Der prozentuale Besteuerungsanteil teilt die Rente in der Übergangsphase bis einschließlich 2039 in 2 Teile auf, und zwar

  • in den Teil der Jahresrente, der versteuert werden muss (Besteuerungsanteil), und
  • in den Teil der Jahresrente, der steuerfrei bleibt (Rentenfreibetrag).
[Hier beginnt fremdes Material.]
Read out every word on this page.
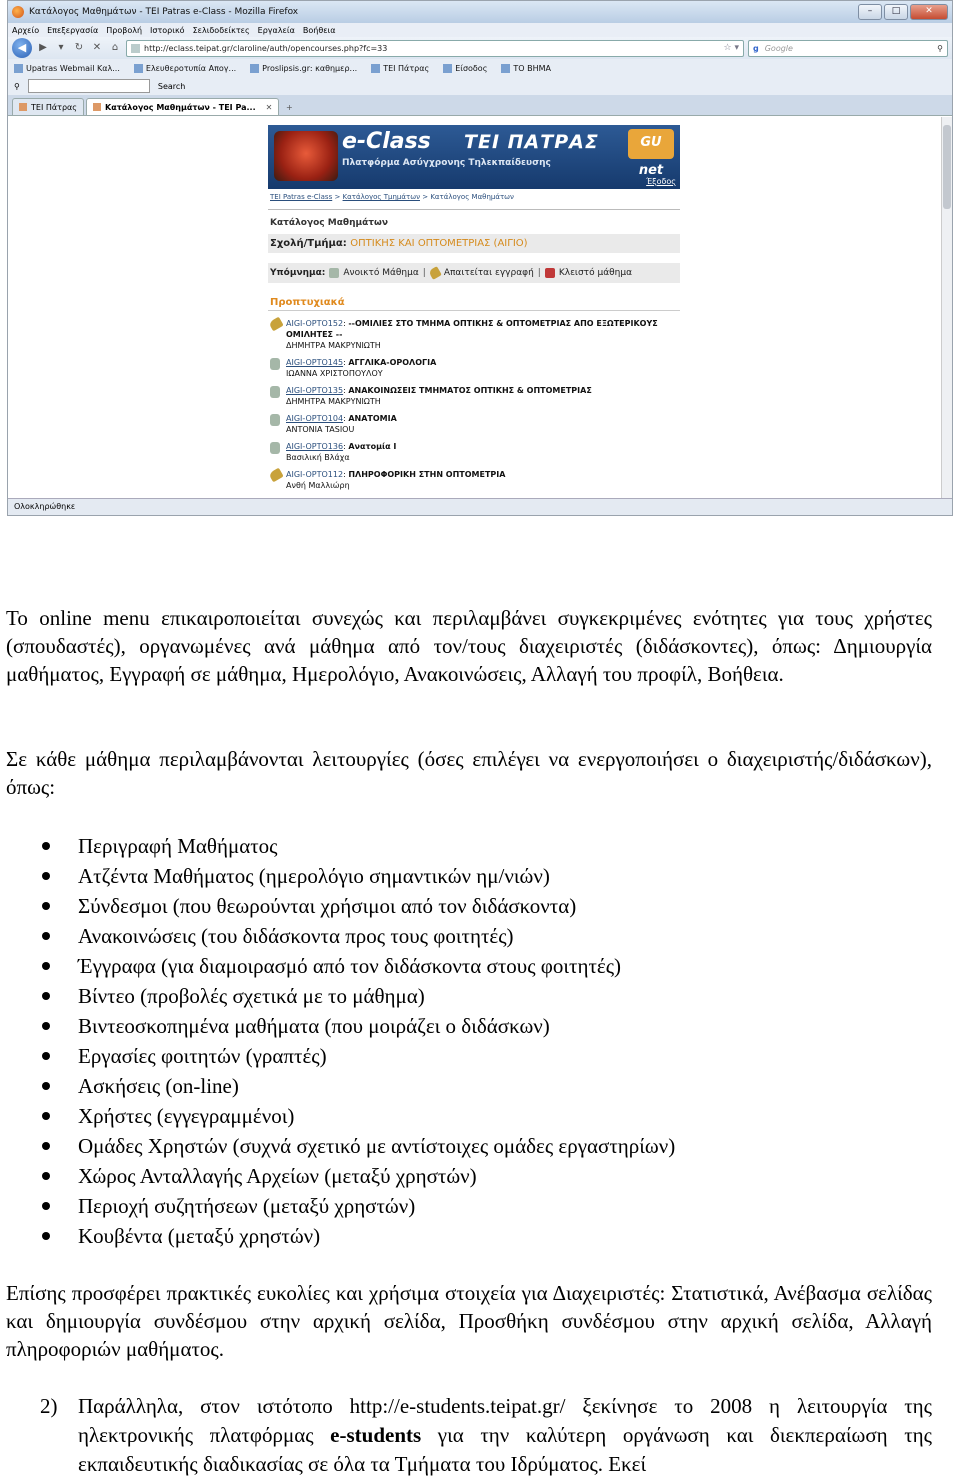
Κατάλογος Μαθημάτων - ΤΕΙ Patras e-Class - Mozilla Firefox	–	□	✕
Αρχείο Επεξεργασία Προβολή Ιστορικό Σελιδοδείκτες Εργαλεία Βοήθεια
◀	▶	▾	↻ ✕	⌂	http://eclass.teipat.gr/claroline/auth/opencourses.php?fc=33	☆ ▾ g Google	⚲
Upatras Webmail Καλ...	Ελευθεροτυπία Απογ...	Proslipsis.gr: καθημερ...	ΤΕΙ Πάτρας	Είσοδος	ΤΟ ΒΗΜΑ
⚲	Search
ΤΕΙ Πάτρας	Κατάλογος Μαθημάτων - ΤΕΙ Pa... ✕	+
e-Class ΤΕΙ ΠΑΤΡΑΣ	GU net
Πλατφόρμα Ασύγχρονης Τηλεκπαίδευσης
Έξοδος
ΤΕΙ Patras e-Class > Κατάλογος Τμημάτων > Κατάλογος Μαθημάτων
Κατάλογος Μαθημάτων
Σχολή/Τμήμα: ΟΠΤΙΚΗΣ ΚΑΙ ΟΠΤΟΜΕΤΡΙΑΣ (ΑΙΓΙΟ)
Υπόμνημα: Ανοικτό Μάθημα | Απαιτείται εγγραφή | Κλειστό μάθημα
Προπτυχιακά
AIGI-OPTO152: --ΟΜΙΛΙΕΣ ΣΤΟ ΤΜΗΜΑ ΟΠΤΙΚΗΣ & ΟΠΤΟΜΕΤΡΙΑΣ ΑΠΟ ΕΞΩΤΕΡΙΚΟΥΣ ΟΜΙΛΗΤΕΣ --
ΔΗΜΗΤΡΑ ΜΑΚΡΥΝΙΩΤΗ
AIGI-OPTO145: ΑΓΓΛΙΚΑ-ΟΡΟΛΟΓΙΑ
ΙΩΑΝΝΑ ΧΡΙΣΤΟΠΟΥΛΟΥ
AIGI-OPTO135: ΑΝΑΚΟΙΝΩΣΕΙΣ ΤΜΗΜΑΤΟΣ ΟΠΤΙΚΗΣ & ΟΠΤΟΜΕΤΡΙΑΣ
ΔΗΜΗΤΡΑ ΜΑΚΡΥΝΙΩΤΗ
AIGI-OPTO104: ΑΝΑΤΟΜΙΑ
ANTONIA TASIOU
AIGI-OPTO136: Ανατομία Ι
Βασιλική Βλάχα
AIGI-OPTO112: ΠΛΗΡΟΦΟΡΙΚΗ ΣΤΗΝ ΟΠΤΟΜΕΤΡΙΑ
Ανθή Μαλλιώρη
Ολοκληρώθηκε
Το online menu επικαιροποιείται συνεχώς και περιλαμβάνει συγκεκριμένες ενότητες για τους χρήστες (σπουδαστές), οργανωμένες ανά μάθημα από τον/τους διαχειριστές (διδάσκοντες), όπως: Δημιουργία μαθήματος, Εγγραφή σε μάθημα, Ημερολόγιο, Ανακοινώσεις, Αλλαγή του προφίλ, Βοήθεια.
Σε κάθε μάθημα περιλαμβάνονται λειτουργίες (όσες επιλέγει να ενεργοποιήσει ο διαχειριστής/διδάσκων), όπως:
Περιγραφή Μαθήματος
Ατζέντα Μαθήματος (ημερολόγιο σημαντικών ημ/νιών)
Σύνδεσμοι (που θεωρούνται χρήσιμοι από τον διδάσκοντα)
Ανακοινώσεις (του διδάσκοντα προς τους φοιτητές)
Έγγραφα (για διαμοιρασμό από τον διδάσκοντα στους φοιτητές)
Βίντεο (προβολές σχετικά με το μάθημα)
Βιντεοσκοπημένα μαθήματα (που μοιράζει ο διδάσκων)
Εργασίες φοιτητών (γραπτές)
Ασκήσεις (on-line)
Χρήστες (εγγεγραμμένοι)
Ομάδες Χρηστών (συχνά σχετικό με αντίστοιχες ομάδες εργαστηρίων)
Χώρος Ανταλλαγής Αρχείων (μεταξύ χρηστών)
Περιοχή συζητήσεων (μεταξύ χρηστών)
Κουβέντα (μεταξύ χρηστών)
Επίσης προσφέρει πρακτικές ευκολίες και χρήσιμα στοιχεία για Διαχειριστές: Στατιστικά, Ανέβασμα σελίδας και δημιουργία συνδέσμου στην αρχική σελίδα, Προσθήκη συνδέσμου στην αρχική σελίδα, Αλλαγή πληροφοριών μαθήματος.
2) Παράλληλα, στον ιστότοπο http://e-students.teipat.gr/ ξεκίνησε το 2008 η λειτουργία της ηλεκτρονικής πλατφόρμας e-students για την καλύτερη οργάνωση και διεκπεραίωση της εκπαιδευτικής διαδικασίας σε όλα τα Τμήματα του Ιδρύματος. Εκεί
Kern der nachgelagerten Rentenbesteuerung ist in der Übergangsphase der Rentenfreibetrag. Das ist der Teil der Rente, der nicht versteuert werden muss. Der Rentenfreibetrag ergibt sich aus der Differenz zwischen dem Jahresbetrag der Rente und dem der Besteuerung unterliegenden Anteil der Rente.[1] Der steuerfreie Teil der Rente – ein fester EUR-Betrag – wird vom Finanzamt für jeden Rentnerjahrgang als Festbetrag bestimmt, als Rentenfreibetrag "eingefroren" und gilt in dieser Höhe für die gesamte Laufzeit der Rente[2], bei Altersrenten somit lebenslang. Die Festschreibung gilt allerdings erst ab dem Jahr, das auf das Jahr des ersten Rentenbezugs folgt.

 
Wichtig

Rentenfreibetrag wird für jede Rente gesondert ermittelt

Bei Steuerpflichtigen, die mehrere Renten beziehen, z. B. eine Altersrente und eine Witwen- oder Rürup-Rente, wird für jede Rente ein gesonderter Renten­freibetrag ermittelt. Die Festschreibung des Renten­freibetrags führt dazu, dass künftige Rentenerhöhungen immer in voller Höhe steuerpflichtig sind und nicht nur mit dem prozentualen Besteuerungsanteil. Steuerfrei bleibt also nur der festgeschriebene gleichbleibende Betrag, durch künftige Erhöhungen der laufenden Rente verringert sich der steuerfreie Anteil prozentual. Umgekehrt würde sich durch künftige Rentenminderungen der Rentenfreibetrag prozentual erhöhen.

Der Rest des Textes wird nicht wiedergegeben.